The goal of this project was to conceptualize packaging for a sub-brand of Meatable (“Un-Cuts” Ribeye Steak) that appeals to a broader meat-eating market. The packaging needs to stand out on a crowded shelf but maintain approachability. Additionally, the packaging and sub-brand wordmark need to fit within the broader Meatable brand.
The first step of this project was to research the Meatable brand, pull out style cues, and identify values that would help in keeping the sub-brand under the Meatable umbrella. Next was to identify popular packaging trends in both meat and non-meat products.
From the trend identification, keeping in mind the Meatable brand and goal of the packaging, a style board was created. The final style direction took cues from vintage packaging and labels. The colors were chosen to remain close to the Meatable brand, red and yellow being colors that promote appetite. This direction taps into the familiarity of specialty butcher shop branding and dairy product packaging, while keeping with the bright and playful Meatable brand. Hand-touched elements bring an approachability to the design as well.
The next step was to sketch out ideas for the “Un-Cuts” wordmark that take the direction of vintage packaging, labels, tag, and stamps. Refining the wordmarks helped to narrow down the options. The final wordmark was chosen to bring a sense of whimsy with its illustrative and imperfect quality.
With the wordmark set, designs for the front of the packaging were sketched out and refined. The design further utilizes the vintage packaging trend of using flags and ribbons, while keeping it simple with minimal copy. A large cutout was put on the front, which is essential when viewing a product that most people are unfamiliar with.

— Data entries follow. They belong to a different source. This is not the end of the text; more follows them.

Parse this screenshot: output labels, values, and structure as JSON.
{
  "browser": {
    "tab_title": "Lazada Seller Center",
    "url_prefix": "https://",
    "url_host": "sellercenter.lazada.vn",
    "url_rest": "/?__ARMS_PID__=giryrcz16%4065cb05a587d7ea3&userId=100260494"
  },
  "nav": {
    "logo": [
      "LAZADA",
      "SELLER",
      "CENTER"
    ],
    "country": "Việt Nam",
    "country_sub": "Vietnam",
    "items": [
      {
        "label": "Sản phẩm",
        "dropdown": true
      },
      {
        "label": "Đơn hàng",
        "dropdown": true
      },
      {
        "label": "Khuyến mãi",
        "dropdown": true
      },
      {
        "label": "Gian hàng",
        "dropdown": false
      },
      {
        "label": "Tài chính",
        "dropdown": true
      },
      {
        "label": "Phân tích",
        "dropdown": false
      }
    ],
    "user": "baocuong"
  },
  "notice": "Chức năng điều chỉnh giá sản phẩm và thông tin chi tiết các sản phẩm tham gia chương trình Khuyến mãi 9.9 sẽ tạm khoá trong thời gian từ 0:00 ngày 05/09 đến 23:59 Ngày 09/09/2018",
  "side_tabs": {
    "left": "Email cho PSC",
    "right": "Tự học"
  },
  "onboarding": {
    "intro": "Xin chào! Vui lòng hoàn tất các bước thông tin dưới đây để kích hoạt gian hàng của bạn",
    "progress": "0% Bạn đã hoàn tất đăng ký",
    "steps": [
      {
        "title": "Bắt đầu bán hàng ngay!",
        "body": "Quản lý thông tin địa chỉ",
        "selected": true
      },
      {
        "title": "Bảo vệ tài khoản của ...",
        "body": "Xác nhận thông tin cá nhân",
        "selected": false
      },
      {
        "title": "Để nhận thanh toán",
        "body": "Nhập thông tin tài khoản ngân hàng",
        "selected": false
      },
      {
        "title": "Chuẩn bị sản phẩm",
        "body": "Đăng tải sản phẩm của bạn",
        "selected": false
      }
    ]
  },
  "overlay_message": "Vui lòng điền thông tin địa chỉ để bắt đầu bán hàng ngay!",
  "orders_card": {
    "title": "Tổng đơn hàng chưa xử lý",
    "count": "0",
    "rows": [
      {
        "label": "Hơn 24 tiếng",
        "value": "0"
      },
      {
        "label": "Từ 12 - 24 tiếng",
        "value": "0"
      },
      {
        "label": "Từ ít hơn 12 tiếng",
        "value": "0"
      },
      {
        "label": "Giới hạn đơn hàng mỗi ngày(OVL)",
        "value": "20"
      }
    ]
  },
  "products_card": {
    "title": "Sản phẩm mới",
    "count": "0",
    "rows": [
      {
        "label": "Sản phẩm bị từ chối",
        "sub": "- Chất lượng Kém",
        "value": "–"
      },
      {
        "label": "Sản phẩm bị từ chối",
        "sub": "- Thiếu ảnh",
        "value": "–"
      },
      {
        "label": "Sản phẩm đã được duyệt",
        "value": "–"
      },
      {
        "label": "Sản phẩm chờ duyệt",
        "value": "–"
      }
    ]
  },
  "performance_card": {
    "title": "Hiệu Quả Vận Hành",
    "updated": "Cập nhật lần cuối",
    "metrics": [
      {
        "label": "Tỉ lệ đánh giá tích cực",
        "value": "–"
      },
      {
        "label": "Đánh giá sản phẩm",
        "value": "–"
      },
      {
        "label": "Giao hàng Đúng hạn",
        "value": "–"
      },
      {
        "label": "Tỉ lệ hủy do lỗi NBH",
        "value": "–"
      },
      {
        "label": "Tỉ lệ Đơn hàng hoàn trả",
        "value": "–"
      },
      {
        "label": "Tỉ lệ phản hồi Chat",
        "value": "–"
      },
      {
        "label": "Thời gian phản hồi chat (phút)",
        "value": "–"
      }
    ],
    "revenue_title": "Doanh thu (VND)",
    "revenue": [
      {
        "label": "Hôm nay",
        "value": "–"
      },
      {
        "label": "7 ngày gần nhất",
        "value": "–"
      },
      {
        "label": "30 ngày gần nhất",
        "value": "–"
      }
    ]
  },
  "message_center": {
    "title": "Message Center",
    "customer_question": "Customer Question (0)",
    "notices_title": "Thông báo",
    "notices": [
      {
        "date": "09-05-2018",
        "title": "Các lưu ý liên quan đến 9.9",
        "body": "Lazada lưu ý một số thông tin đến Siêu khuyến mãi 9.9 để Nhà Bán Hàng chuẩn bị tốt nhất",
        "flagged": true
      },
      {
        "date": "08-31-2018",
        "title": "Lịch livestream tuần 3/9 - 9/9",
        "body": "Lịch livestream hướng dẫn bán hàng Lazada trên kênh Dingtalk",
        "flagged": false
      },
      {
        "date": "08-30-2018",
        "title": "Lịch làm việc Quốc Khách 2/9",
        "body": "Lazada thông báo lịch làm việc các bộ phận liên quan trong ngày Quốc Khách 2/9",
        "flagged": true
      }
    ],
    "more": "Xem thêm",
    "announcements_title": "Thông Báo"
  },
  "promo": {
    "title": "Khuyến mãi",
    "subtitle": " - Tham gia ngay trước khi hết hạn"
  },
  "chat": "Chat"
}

The challenge for this project was in designing packaging for a product that doesn’t yet have a space in the market. Cultured meat companies like Meatable want to appeal to the meat-eating market, so the packaging needs tap into something familiar and comfortable and keep away from a “lab-produced” feel. This project was successful because it keeps within the Meatable brand while maintaining familiarity and just different enough to stand out on a crowded shelf.